Enfin, les agents de l’ONEMA se comportent plus souvent comme des gendarmes prêts à la répression et à la sanction – je l’ai vérifié personnellement, à tel point qu’il m’est arrivé de tenir devant la ministre des mots un peu durs à leur endroit. Or ce n’est pas ce qu’on lui demande. Si l’on veut un vrai débat entre ceux qui s’occupent des petits moulins et l’ONEMA, peut-être devrait-il changer d’attitude.

M. Jacques Kossowski. Je tiens à féliciter nos deux rapporteurs pour leur rapport.

Au mois de décembre dernier, le Conseil d’État a annulé certaines dispositions de la circulaire du 18 janvier 2013 relative au classement des cours d’eau. Rappelons que ce classement a pour vocation de préserver ou de restaurer la continuité écologique des cours d’eau, conformément à la directive-cadre sur l’eau et sa transposition en droit français par la loi sur l’eau et les milieux aquatiques de 2006.

À la suite de la décision du Conseil d’État, il ressort que les services de l’État ne pourront pas refuser l’instruction de tout nouvel ouvrage sur les cours d’eau classés en liste 1 au prétexte que celui-ci constituerait obligatoirement un obstacle à la continuité écologique. Chaque demande devra être étudiée au cas par cas afin de voir si elle est respectueuse de la continuité écologique.

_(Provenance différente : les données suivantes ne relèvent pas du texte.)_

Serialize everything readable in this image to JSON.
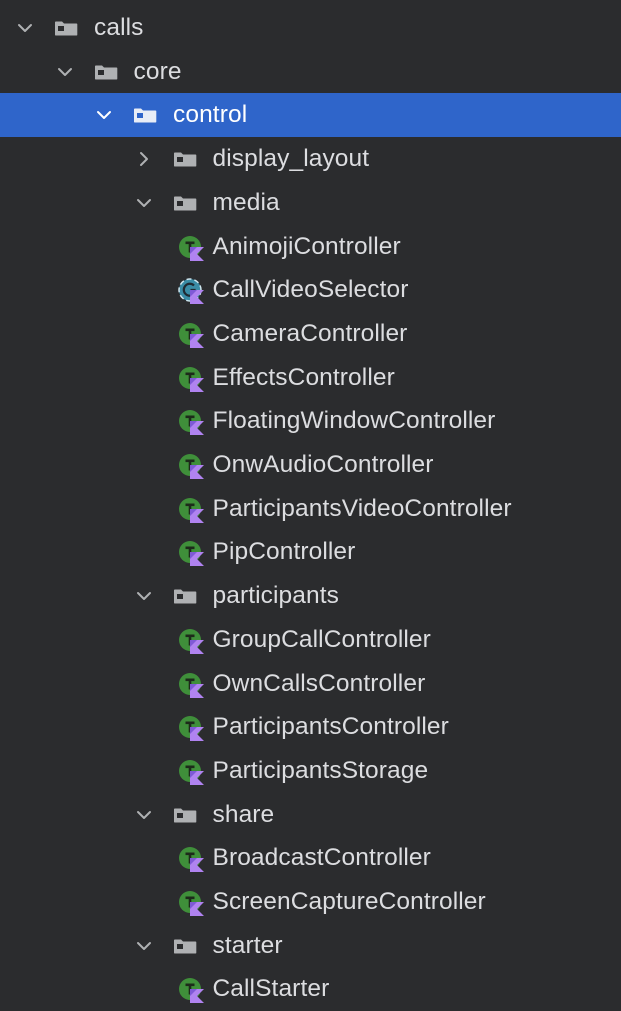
{
  "project_tree": {
    "nodes": [
      {
        "label": "calls",
        "kind": "folder",
        "depth": 0,
        "expanded": true
      },
      {
        "label": "core",
        "kind": "folder",
        "depth": 1,
        "expanded": true
      },
      {
        "label": "control",
        "kind": "folder",
        "depth": 2,
        "expanded": true,
        "selected": true
      },
      {
        "label": "display_layout",
        "kind": "folder",
        "depth": 3,
        "expanded": false
      },
      {
        "label": "media",
        "kind": "folder",
        "depth": 3,
        "expanded": true
      },
      {
        "label": "AnimojiController",
        "kind": "kotlin-class",
        "depth": 4
      },
      {
        "label": "CallVideoSelector",
        "kind": "kotlin-class-variant",
        "depth": 4
      },
      {
        "label": "CameraController",
        "kind": "kotlin-class",
        "depth": 4
      },
      {
        "label": "EffectsController",
        "kind": "kotlin-class",
        "depth": 4
      },
      {
        "label": "FloatingWindowController",
        "kind": "kotlin-class",
        "depth": 4
      },
      {
        "label": "OnwAudioController",
        "kind": "kotlin-class",
        "depth": 4
      },
      {
        "label": "ParticipantsVideoController",
        "kind": "kotlin-class",
        "depth": 4
      },
      {
        "label": "PipController",
        "kind": "kotlin-class",
        "depth": 4
      },
      {
        "label": "participants",
        "kind": "folder",
        "depth": 3,
        "expanded": true
      },
      {
        "label": "GroupCallController",
        "kind": "kotlin-class",
        "depth": 4
      },
      {
        "label": "OwnCallsController",
        "kind": "kotlin-class",
        "depth": 4
      },
      {
        "label": "ParticipantsController",
        "kind": "kotlin-class",
        "depth": 4
      },
      {
        "label": "ParticipantsStorage",
        "kind": "kotlin-class",
        "depth": 4
      },
      {
        "label": "share",
        "kind": "folder",
        "depth": 3,
        "expanded": true
      },
      {
        "label": "BroadcastController",
        "kind": "kotlin-class",
        "depth": 4
      },
      {
        "label": "ScreenCaptureController",
        "kind": "kotlin-class",
        "depth": 4
      },
      {
        "label": "starter",
        "kind": "folder",
        "depth": 3,
        "expanded": true
      },
      {
        "label": "CallStarter",
        "kind": "kotlin-class",
        "depth": 4
      }
    ]
  },
  "colors": {
    "background": "#2b2c2e",
    "selection": "#2f65ca",
    "text": "#dcdde0",
    "folder": "#afb1b3",
    "class_badge": "#3f8f3a",
    "variant_badge": "#3a8ca6",
    "kotlin_mark": "#b083f0"
  }
}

Par ailleurs, le Conseil d’État a considéré que « la reconstruction d’un ouvrage fondé en titre dont le droit d’usage s’est perdu du fait de sa ruine ou de son changement d’affectation ne peut légalement être regardée comme faisant par nature obstacle à la continuité écologique et comme justifiant le refus de l’autorisation sollicité ». Là aussi, l’administration devra étudier le fond de la demande.

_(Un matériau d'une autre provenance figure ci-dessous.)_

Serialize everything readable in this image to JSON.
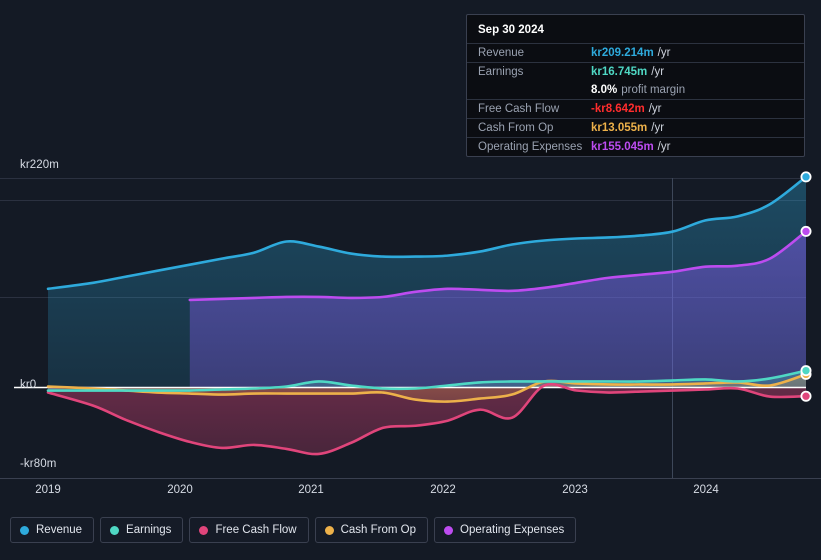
{
  "colors": {
    "revenue": "#2eaadc",
    "earnings": "#4fd8c4",
    "free_cash_flow": "#e0457b",
    "cash_from_op": "#edb14a",
    "operating_expenses": "#bd4cf0",
    "negative_value": "#ff2d2d",
    "background": "#141a25",
    "tooltip_bg": "#0b0d12",
    "zero_line": "#ffffff",
    "grid": "#2b3140"
  },
  "tooltip": {
    "title": "Sep 30 2024",
    "rows": [
      {
        "key": "Revenue",
        "value": "kr209.214m",
        "unit": "/yr",
        "color": "#2eaadc"
      },
      {
        "key": "Earnings",
        "value": "kr16.745m",
        "unit": "/yr",
        "color": "#4fd8c4"
      },
      {
        "key": "",
        "value": "8.0%",
        "sub": "profit margin",
        "color": "#ffffff"
      },
      {
        "key": "Free Cash Flow",
        "value": "-kr8.642m",
        "unit": "/yr",
        "color": "#ff2d2d"
      },
      {
        "key": "Cash From Op",
        "value": "kr13.055m",
        "unit": "/yr",
        "color": "#edb14a"
      },
      {
        "key": "Operating Expenses",
        "value": "kr155.045m",
        "unit": "/yr",
        "color": "#bd4cf0"
      }
    ]
  },
  "axes": {
    "y_top_label": "kr220m",
    "y_zero_label": "kr0",
    "y_bottom_label": "-kr80m",
    "y_max": 220,
    "y_min": -80,
    "x_ticks": [
      "2019",
      "2020",
      "2021",
      "2022",
      "2023",
      "2024"
    ],
    "x_tick_positions": [
      48,
      180,
      311,
      443,
      575,
      706
    ]
  },
  "legend": [
    {
      "label": "Revenue",
      "color": "#2eaadc"
    },
    {
      "label": "Earnings",
      "color": "#4fd8c4"
    },
    {
      "label": "Free Cash Flow",
      "color": "#e0457b"
    },
    {
      "label": "Cash From Op",
      "color": "#edb14a"
    },
    {
      "label": "Operating Expenses",
      "color": "#bd4cf0"
    }
  ],
  "chart_data": {
    "type": "area",
    "title": "",
    "xlabel": "",
    "ylabel": "",
    "currency": "kr",
    "unit": "m",
    "period": "/yr",
    "ylim": [
      -80,
      220
    ],
    "xlim": [
      2018.9,
      2024.78
    ],
    "grid": true,
    "legend_position": "bottom",
    "gridlines_y": [
      220,
      205,
      140
    ],
    "zero_line": 0,
    "forecast_divider_x": 2023.75,
    "x": [
      2018.9,
      2019.25,
      2019.5,
      2019.75,
      2020.0,
      2020.25,
      2020.5,
      2020.75,
      2021.0,
      2021.25,
      2021.5,
      2021.75,
      2022.0,
      2022.25,
      2022.5,
      2022.75,
      2023.0,
      2023.25,
      2023.5,
      2023.75,
      2024.0,
      2024.25,
      2024.5,
      2024.78
    ],
    "series": [
      {
        "name": "Revenue",
        "color": "#2eaadc",
        "values": [
          98,
          104,
          110,
          116,
          122,
          128,
          134,
          145,
          140,
          133,
          130,
          130,
          131,
          135,
          142,
          146,
          148,
          149,
          151,
          155,
          166,
          170,
          182,
          209.214
        ],
        "last_value": 209.214,
        "last_label": "kr209.214m"
      },
      {
        "name": "Operating Expenses",
        "color": "#bd4cf0",
        "values": [
          null,
          null,
          null,
          null,
          87,
          88,
          89,
          90,
          90,
          89,
          90,
          95,
          98,
          97,
          96,
          99,
          104,
          109,
          112,
          115,
          120,
          121,
          128,
          155.045
        ],
        "last_value": 155.045,
        "last_label": "kr155.045m"
      },
      {
        "name": "Earnings",
        "color": "#4fd8c4",
        "values": [
          -3,
          -3,
          -3,
          -3,
          -3,
          -2,
          -1,
          1,
          6,
          2,
          -1,
          -1,
          2,
          5,
          6,
          6,
          6,
          6,
          6,
          7,
          8,
          6,
          9,
          16.745
        ],
        "last_value": 16.745,
        "last_label": "kr16.745m"
      },
      {
        "name": "Cash From Op",
        "color": "#edb14a",
        "values": [
          1,
          -1,
          -3,
          -5,
          -6,
          -7,
          -6,
          -6,
          -6,
          -6,
          -5,
          -12,
          -14,
          -11,
          -7,
          6,
          4,
          3,
          3,
          3,
          4,
          5,
          2,
          13.055
        ],
        "last_value": 13.055,
        "last_label": "kr13.055m"
      },
      {
        "name": "Free Cash Flow",
        "color": "#e0457b",
        "values": [
          -5,
          -18,
          -32,
          -44,
          -54,
          -60,
          -57,
          -61,
          -66,
          -55,
          -40,
          -38,
          -33,
          -22,
          -30,
          2,
          -3,
          -5,
          -4,
          -3,
          -2,
          -1,
          -9,
          -8.642
        ],
        "last_value": -8.642,
        "last_label": "-kr8.642m"
      }
    ],
    "profit_margin": "8.0%",
    "as_of": "Sep 30 2024"
  }
}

Ne croyez-vous pas que cette lecture juridique du Conseil d’État n’affaiblisse quelque peu le concept de continuité écologique ? Ne va-t-on pas assister à une inflation de contentieux juridiques autour de ce concept ? J’aimerais connaître votre point de vue sur les conséquences de cette décision du Conseil d’État.

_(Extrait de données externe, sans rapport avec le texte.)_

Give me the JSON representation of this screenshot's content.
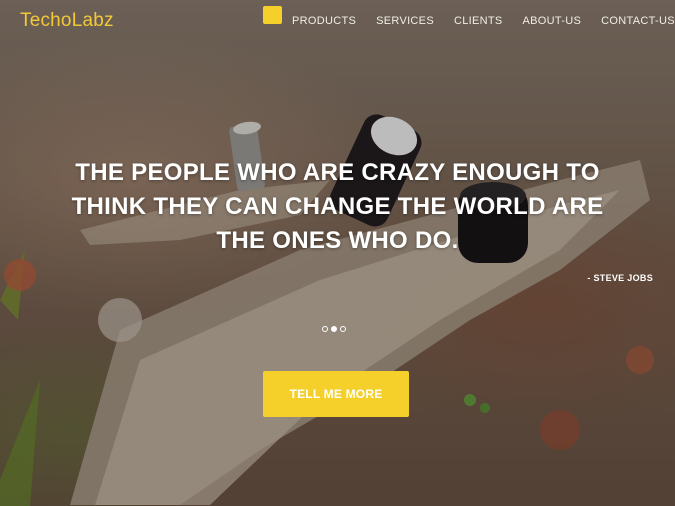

M. Christophe Bouillon. Je tiens à féliciter nos deux rapporteurs pour ce travail tout à la fois inspiré et bien documenté.

Vous avez cité quatre facteurs de discontinuité écologique : l’hydroélectricité, le transport, les loisirs aquatiques et l’agriculture. S’agissant des deux premiers, comment concilier à la fois la continuité écologique et l’essor attendu de la production de petite électricité ? On voit se développer le tourisme fluvial. Comment comptez-vous faire vivre ensemble différents objectifs ?

L’ONEMA a recensé 76 000 ouvrages présentant des défauts d’entretien. Vous proposez que soit évalué le coût nécessaire d’aménagement. Mais qui paiera ?

S’agissant de la directive européenne, où en est la France en ce qui concerne le bon état écologique de ses cours d’eau ? Avez-vous obtenu des réponses ?

Enfin, les sociétés de pêche sont déjà pleinement investies dans les plans d’aménagement. Par ailleurs, elles jouent un rôle de sensibilisation, notamment auprès des plus jeunes comme vous l’appelez de vos vœux. Comment comptez-vous les mobiliser ?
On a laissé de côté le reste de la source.